12 respostas para “O amanhã colorido

  • Luciana

    Eu refleti antes de colocar o comentário aqui, pensei até em mandar por mail ou DM. Mas não achei certo, seu texto é público, coração aberto e demanda respostas assim: entregues e inteiras. Então, eu te digo, baby, que seu texto além de me fazer cair no choro, me fez ficar miudinha. Eu amo o vermelho, mas acho que nem ensinei o meu menino a amá-lo. Talvez eu não tenha o amado o bastante e quando escrevo isso não sei se me refiro ao vermelho ou ao menino. Só sei que o tanto que eu tento não tem todas estas cores que o seu tentar pinta tão doce, sofrida e ternamente. Você me inspira e eu queria, só um pouquinho, pelo menos, sentir e dizer como você. Um beijo molhado e salgado…

  • Anne

    A primeira vez que li o texto fiquei com uma sensação esquisita. Escutei a música, reli e chorei. Chorei por não ter um filho a quem ensinar a amar o vermelho, chorei por ser pequena nos meus sentimentos e, principalmente, por sentir tanto medo. Admiro muito sua coragem.
    Beijinhos

  • Fernanda Ávila

    Pô, comadre! Não se faz uma coisa destas com uma gestante…chorei!Principalmente porque sei a verdade e a intensidade do sentido das palavras que escreveste. Aí, eu que só não tenho tantos talentos e me especializei em resolver dilemas com patchworks culturais,te lembro um Chico que sempre amamos pra alentar a dor da distância e da dúvida:”Depois de te perder,
    Te encontro, com certeza,
    Talvez num tempo da delicadeza,
    Onde não diremos nada;
    Nada aconteceu.
    Apenas seguirei
    Como encantado ao lado teu.”
    Te amamos,amiga querida!E torcemos por vcs!

  • Fernando Amaral

    Ei, Niara…. um puta beijo, tá?

  • Niara de Oliveira

    Obrigada pelo carinho. Foi tão doloroso escrever que só o fato de saber que emocionei quem me leu já conforta.

    🙂

  • rita

    Eu só li este post agora. Niara, eu não sei falar com você sobre isso ainda. Se um dia eu tiver um lampejo de como se faz, eu tento. Por enquanto eu sinto de longe e tento entender, aprender, mandar amor procês. Vocês são grandes demais. É isso.

    bj
    rita

  • suzana

    Sei muito bem o que é sentir saudade de um filho. Beijo Niara.

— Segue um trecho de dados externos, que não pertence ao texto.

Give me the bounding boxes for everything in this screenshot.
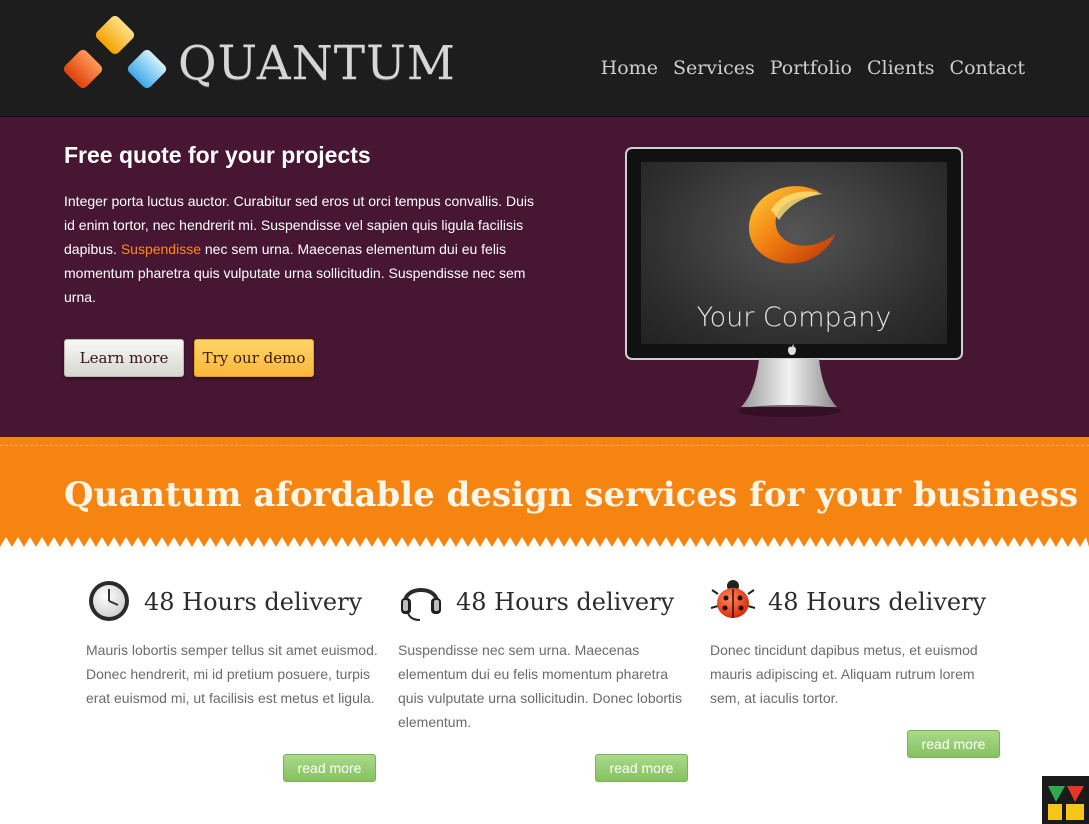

  • Madrasta do Texto Ruim

    Querida, sei nem o que dizer. Mas faço questão de deixar meu beijo aqui pra você. Tá bom, eu falo. Falo que eu desejo pra vc e pro Calvin muita felicidade. que vocês voltem a se reunir de forma suave, mansa e perene – como deve ser a relação de amor entre mãe e filho – o mais breve possível.

    Um beijo!

  • ftiagocosta

    Dizer o quanto me emocionei com esse texto pode ser um comentário repetitivo, mas que me emocionei, me emocionei! Um bjão!

  • Niara de Oliveira

    Obrigada pela torcida, Bruxa. Obrigada pelos comentários, Suzana, Bruxa e Tiago. Beijo pr’ocêis.